Der Abendblatt-Kolumnist über die Perspektiven der Nationalelf. Der Schalke-Coach erwartet von Özil und Co. noch einige Geniestreiche.

Hamburg. Für eine Niederlage in einem WM-Halbfinale gibt es keinen Trost. Dicht vor dem Ziel zu scheitern, stürzt dich als Spieler und Trainer in ein tiefes Loch. Dennoch sage ich: Wir sollten nicht traurig sein. Diese Mannschaft hat Maximales erreicht und dem deutschen Fußball wieder Ansehen in der Sportwelt verschafft. Und: Die Zukunft gehört diesem Team. Es ist jung und lernwillig, für die meisten Leistungsträger war es das erste große Turnier. Wir dürfen von den Özils, Khediras, Neuers und Müllers noch einige Geniestreiche erwarten, wie von Podolski, Schweinsteiger oder Lahm, die zwar weit erfahrener sind, die ihren Reifeprozess aber längst nicht abgeschlossen haben.

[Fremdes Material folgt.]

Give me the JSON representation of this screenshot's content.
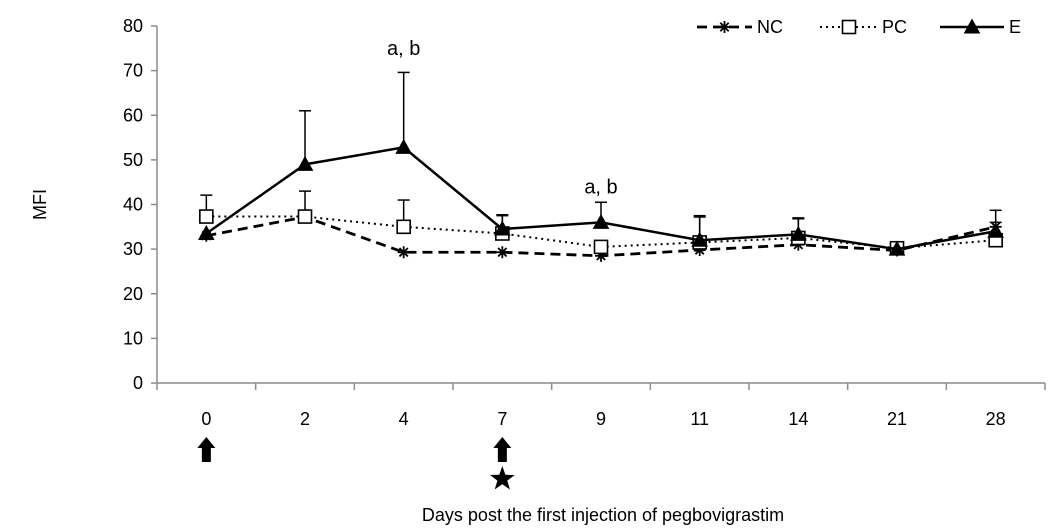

Die Spanier sind die beste Mannschaft der vergangenen drei Jahre, technisch perfekt, ballsicher, eingespielt, und sie waren gegen uns hochmotiviert und engagiert, sie haben gearbeitet und sind gelaufen wie zuvor nie bei dieser WM. Unser 4:0 im Viertelfinale gegen Argentinien war in diesem Sinne kontraproduktiv. Im Gegensatz zu den Argentiniern haben uns die Spanier von der ersten Sekunde an ernst genommen. Gegen eine spanische Mannschaft in Bestform aber haben wir trotz aller Fortschritte noch keine Chance.

Wir haben im Rahmen unserer gewachsenen Fähigkeiten gespielt. Wir haben wieder gut verteidigt, auch wenn die Spanier ihre Möglichkeiten zum Torschuss hatten, hochkarätige jedoch nur zwei. Nach einer Standardsituation wie einem Eckball das entscheidende Gegentor zu kassieren ist immer ärgerlich, weil am leichtesten vermeidbar, doch die Überlegenheit der Spanier mag gegen Ende des Spiels Spuren in der Konzentration hinterlassen haben. Wer ständig unter Druck steht, macht irgendwann mal Fehler. Das ist die brutale Logik des Spiels.

Die Spanier haben uns auch unsere Defizite aufgezeigt. Wir sind spielerisch bisher zu selten in der Lage, gegen eine geordnete Defensive Chancen zu kreieren. Schon gegen Serbien (0:1) und Ghana (1:0) litten wir darunter. Wir haben nur in den drei Spielen geglänzt, gegen Australien (4:0), England (4:1) und Argentinien (4:0), in denen uns ein frühes Führungstor gelungen ist. Dennoch, und das ist Fußball, hätte Kroos gegen Spanien in der 69. Minute das 1:0 schießen können. Und dann wäre unsere größte Stärke zum Tragen gekommen: das Konterspiel. Das ist bereits Weltklasse. Unser Offensivspiel ist es nicht. Dazu fehlt auch die Durchschlagskraft im Strafraum.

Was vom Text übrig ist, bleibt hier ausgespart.